In related good news, I have found a suitable solution to show textshares. Expect that to be released soon! :)

Heyho,

Yes, unless the 200 KB of text was a single edit. So say person X adds 150 KB of text, then with the next edit adds 50 KB, when I revert it ArticleInfo only knows to discount the 50 KB part, and not previous

Thanks for your quick reply, but isn't this what was described in scenario 1? What I meant here in scenario 2 is that a vandal is deleting text and that the vandalism hunter is restoring the text.
E.g. : In this case 73.090 bytes were removed in a single edit and then restored in the next revision. Apparently, the person who restored the deleted text gets credited the 73.090 bytes.

The science of reversion detection is proving to be very challenging.

Oh yes, I believe that. Were you able to look into how WikiHistory deals with this challenge?

In related good news, I have found a suitable solution to show textshares. Expect that to be released soon! :)

Whooo, awesome! I'm really looking forward.

Best,
Johanna

Heyho,

Yes, unless the 200 KB of text was a single edit. So say person X adds 150 KB of text, then with the next edit adds 50 KB, when I revert it ArticleInfo only knows to discount the 50 KB part, and not previous

Thanks for your quick reply, but isn't this what was described in scenario 1? What I meant here in scenario 2 is that a vandal is deleting text and that the vandalism hunter is restoring the text.
E.g. : In this case 73.090 bytes were removed in a single edit and then restored in the next revision. Apparently, the person who restored the deleted text gets credited the 73.090 bytes.

Yes, XTools does do revert detection for surrounding edits, including content that was removed. However this is done by looking at the edit summary to see if it said "revert", etc., and here we don't have the German translations :/ This is not really a problem for new edits (after December 2017), because now edits are automatically tagged as Rollback, Undo, etc. Still, XTools needs to be using rev_sha1 to be more accurate. If we use rev_sha1, your example will correctly be counted as a revert.

The science of reversion detection is proving to be very challenging.

Oh yes, I believe that. Were you able to look into how WikiHistory deals with this challenge?
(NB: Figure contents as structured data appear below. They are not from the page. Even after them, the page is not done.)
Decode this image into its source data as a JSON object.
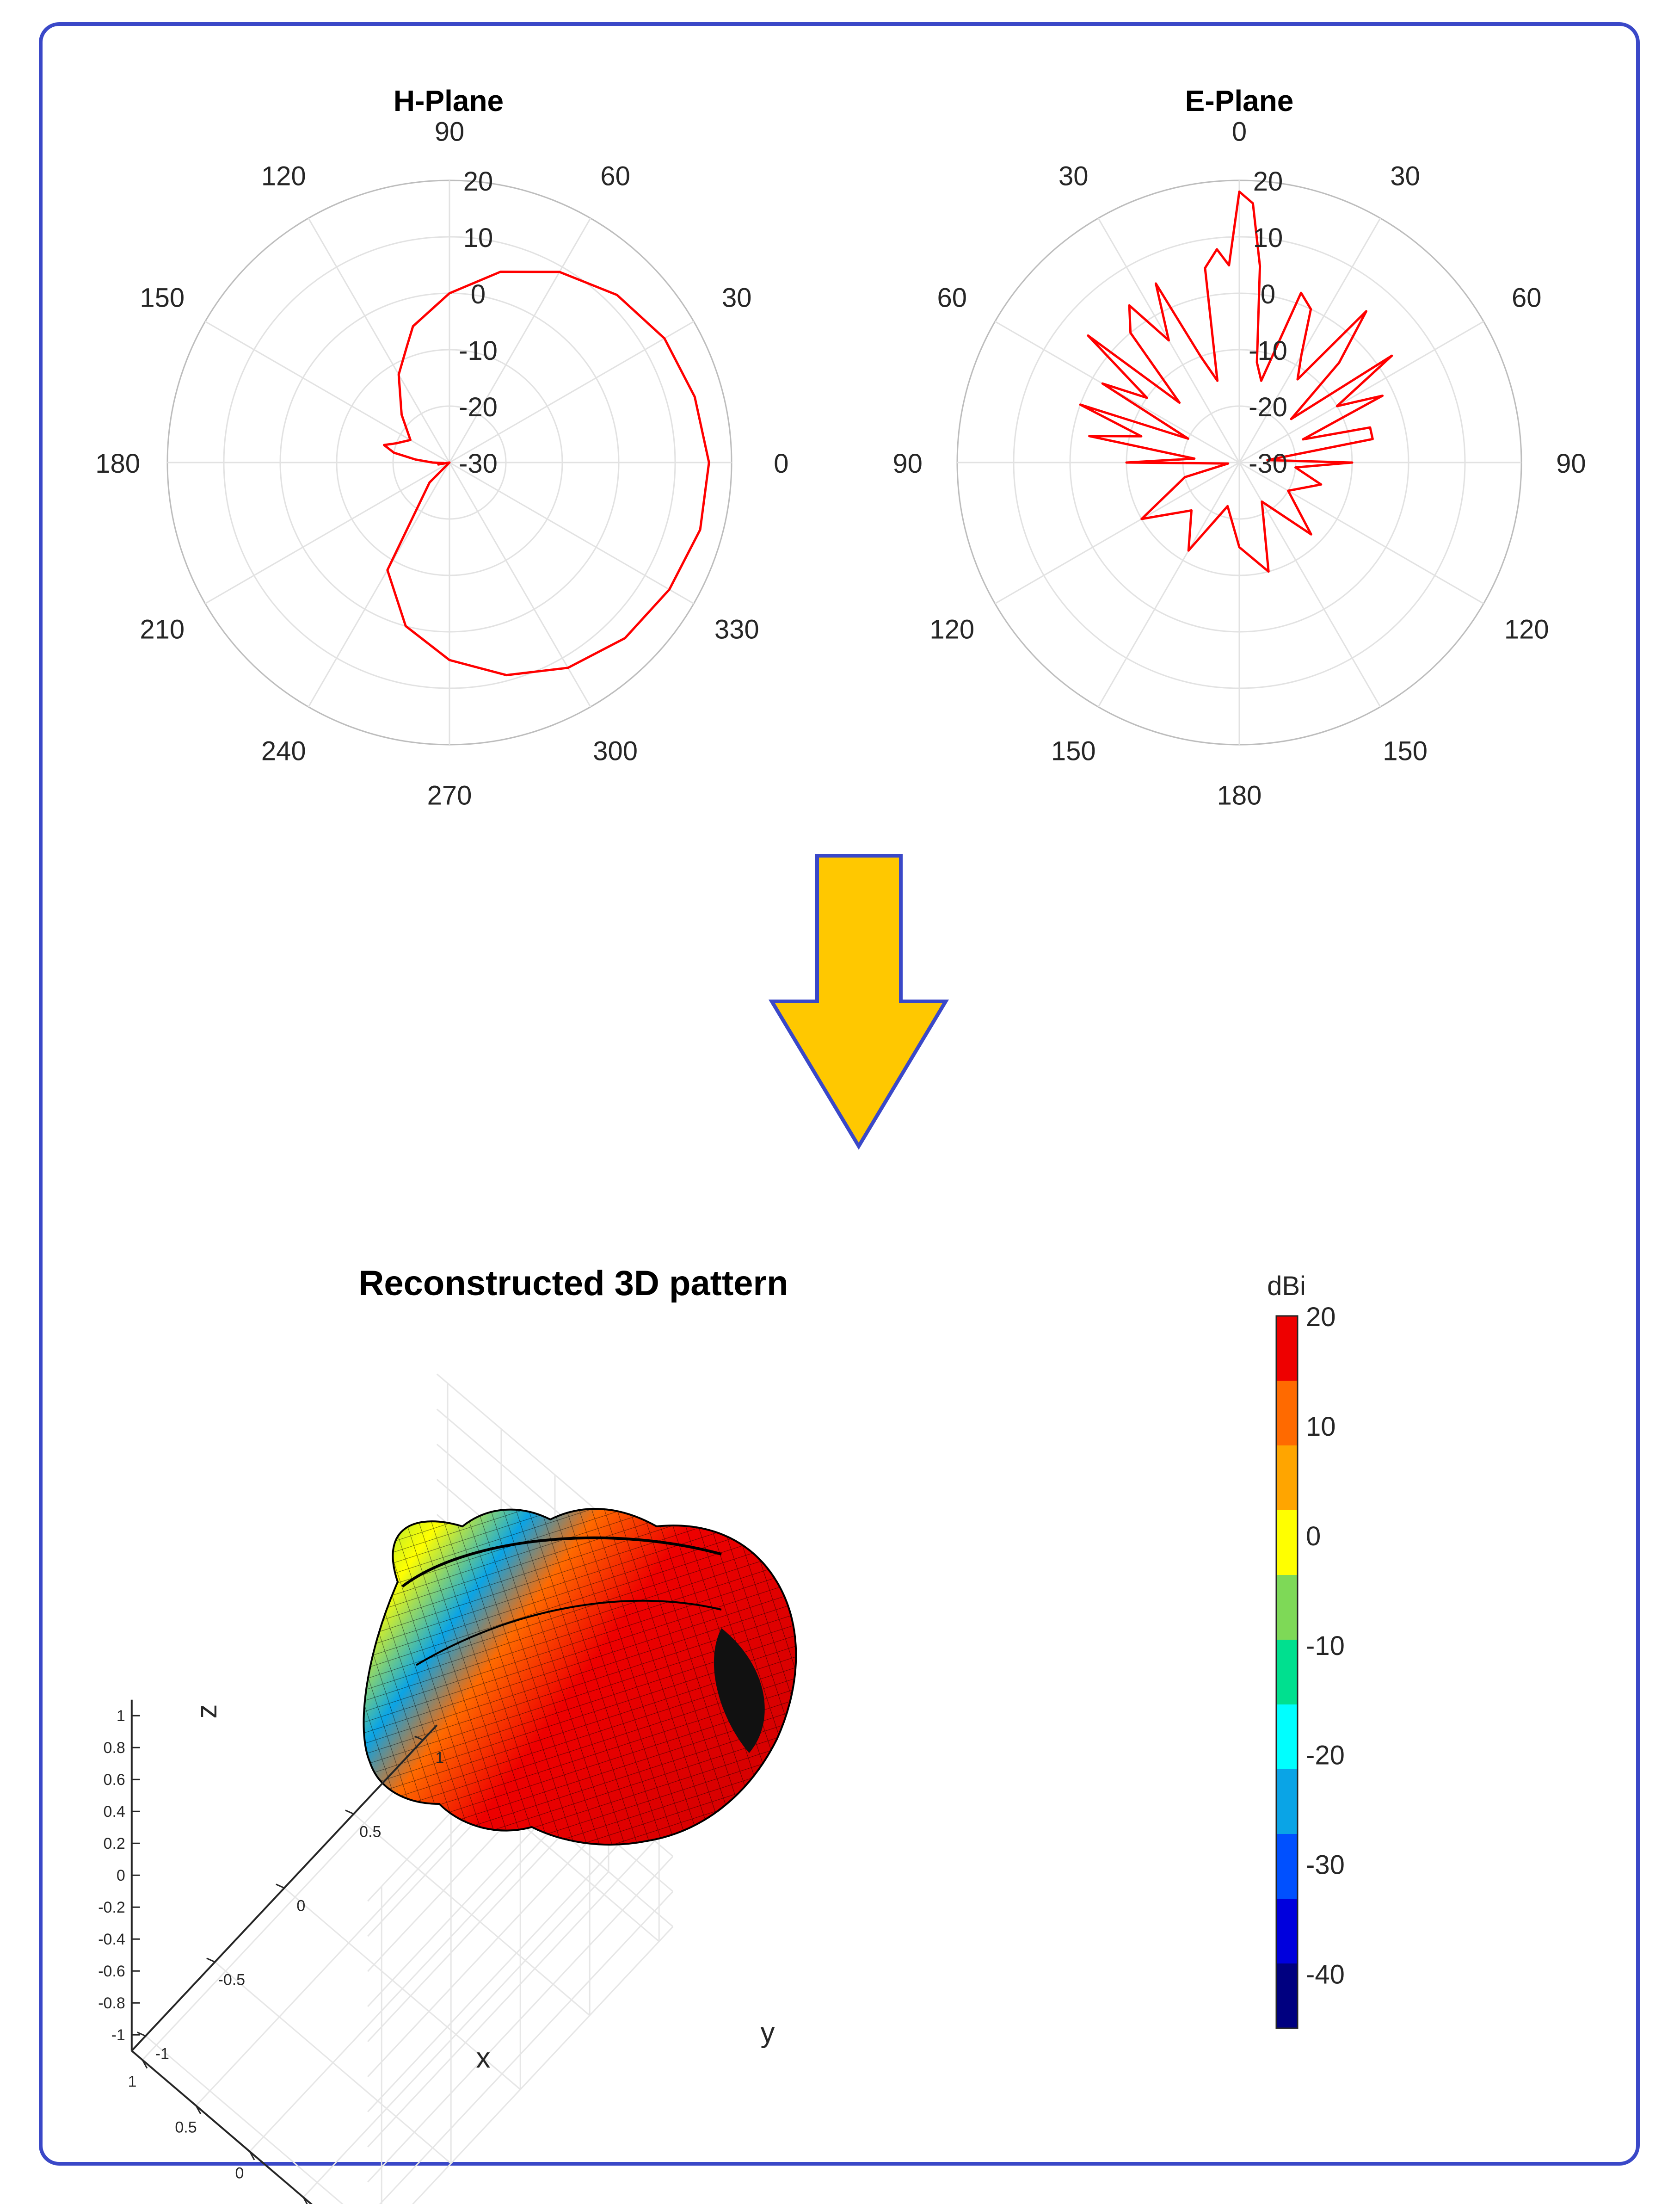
{
  "chart_data": [
    {
      "type": "polar",
      "title": "H-Plane",
      "r_ticks": [
        -30,
        -20,
        -10,
        0,
        10,
        20
      ],
      "r_range": [
        -30,
        20
      ],
      "angle_labels": [
        "0",
        "30",
        "60",
        "90",
        "120",
        "150",
        "180",
        "210",
        "240",
        "270",
        "300",
        "330"
      ],
      "angle_direction": "counterclockwise",
      "zero_position": "right",
      "series": [
        {
          "color": "#ff0000",
          "theta_deg": [
            0,
            15,
            30,
            45,
            60,
            75,
            90,
            105,
            110,
            120,
            135,
            150,
            160,
            165,
            170,
            175,
            180,
            185,
            190,
            200,
            210,
            225,
            240,
            255,
            270,
            285,
            300,
            315,
            330,
            345,
            360
          ],
          "r_db": [
            16,
            15,
            14,
            12,
            9,
            5,
            0,
            -5,
            -8,
            -12,
            -18,
            -22,
            -20,
            -18,
            -20,
            -24,
            -27,
            -29,
            -28,
            -30,
            -30,
            -25,
            -8,
            0,
            5,
            9,
            12,
            14,
            15,
            16,
            16
          ]
        }
      ]
    },
    {
      "type": "polar",
      "title": "E-Plane",
      "r_ticks": [
        -30,
        -20,
        -10,
        0,
        10,
        20
      ],
      "r_range": [
        -30,
        20
      ],
      "angle_labels": [
        "0",
        "30",
        "60",
        "90",
        "120",
        "150",
        "180",
        "150",
        "120",
        "90",
        "60",
        "30"
      ],
      "angle_direction": "clockwise",
      "zero_position": "top",
      "series": [
        {
          "color": "#ff0000",
          "theta_deg": [
            -180,
            -165,
            -150,
            -135,
            -120,
            -105,
            -95,
            -90,
            -85,
            -80,
            -75,
            -70,
            -65,
            -60,
            -55,
            -50,
            -45,
            -40,
            -35,
            -30,
            -25,
            -20,
            -15,
            -10,
            -6,
            -3,
            0,
            3,
            6,
            10,
            15,
            20,
            25,
            30,
            35,
            40,
            45,
            50,
            55,
            60,
            65,
            70,
            75,
            80,
            85,
            90,
            95,
            105,
            120,
            135,
            150,
            165,
            180
          ],
          "r_db": [
            -15,
            -22,
            -12,
            -18,
            -10,
            -20,
            -28,
            -10,
            -22,
            -3,
            -12,
            0,
            -20,
            -2,
            -10,
            5,
            -15,
            0,
            4,
            -5,
            5,
            -10,
            -15,
            5,
            8,
            5,
            18,
            16,
            5,
            -12,
            -15,
            2,
            0,
            -8,
            -12,
            5,
            -5,
            -18,
            3,
            -10,
            -2,
            -18,
            -6,
            -6,
            -25,
            -10,
            -20,
            -15,
            -20,
            -12,
            -22,
            -10,
            -15
          ]
        }
      ]
    },
    {
      "type": "surface3d",
      "title": "Reconstructed 3D pattern",
      "xlabel": "x",
      "ylabel": "y",
      "zlabel": "z",
      "x_ticks": [
        "-0.5",
        "0",
        "0.5",
        "1"
      ],
      "y_ticks": [
        "-1",
        "-0.5",
        "0",
        "0.5",
        "1"
      ],
      "z_ticks": [
        "1",
        "0.8",
        "0.6",
        "0.4",
        "0.2",
        "0",
        "-0.2",
        "-0.4",
        "-0.6",
        "-0.8",
        "-1"
      ],
      "colorbar": {
        "label": "dBi",
        "range": [
          -45,
          20
        ],
        "tick_labels": [
          "20",
          "10",
          "0",
          "-10",
          "-20",
          "-30",
          "-40"
        ],
        "colors": [
          "#ee0000",
          "#ff6a00",
          "#ffa500",
          "#ffff00",
          "#7ed957",
          "#00e08f",
          "#00ffff",
          "#0aa4e6",
          "#0050ff",
          "#0000dd",
          "#000080"
        ]
      }
    }
  ],
  "graphic": {
    "arrow_fill": "#ffc800",
    "arrow_stroke": "#3a48c8",
    "frame_color": "#3a48c8"
  }
}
As far as I can tell, WikiHistory is not doing revert detection as we are, rather computing attribution (aka textshares), correct? For example, we have the "text added" column, when WikiHistory appears to only have a "textshares" column. These are two different concepts. Anyway, we're now using WikiWho to get authorship attribution (textshares), e.g. https://xtools.wmflabs.org/articleinfo/de.wikipedia.org/Bottmingen#authorship. On that note, it seems WikiHistory and WikiWho are using two very different algorithms. WikiWho underwent extensive testing, showing it is 95% accurate, but I can't say for sure if WikiHistory exceeds that.

As of fb7a7b9 we are using rev_sha1 to detect reverts. However we're still only checking surrounding revisions. In other words, if a revert undid multiple edits, only one of those edits is counted as having been reverted. This is not perfect, but it's a big improvement over going completely off the edit summary, which is what we were doing before.

I'm working on T179995 and once that's done I'll get everything deployed.

MusikAnimal moved this task from Pending deployment to Complete on the XTools board.

As noted above, revert detection still isn't perfect, but it has improved significantly. For example:

In this case 73.090 bytes were removed in a single edit and then restored in the next revision. Apparently, the person who restored the deleted text gets credited the 73.090 bytes.

Fixed :) https://xtools.wmflabs.org/articleinfo/de.wikipedia.org/Requiem_%28Mozart%29

thank you MusikAnimal..........Ozzie A.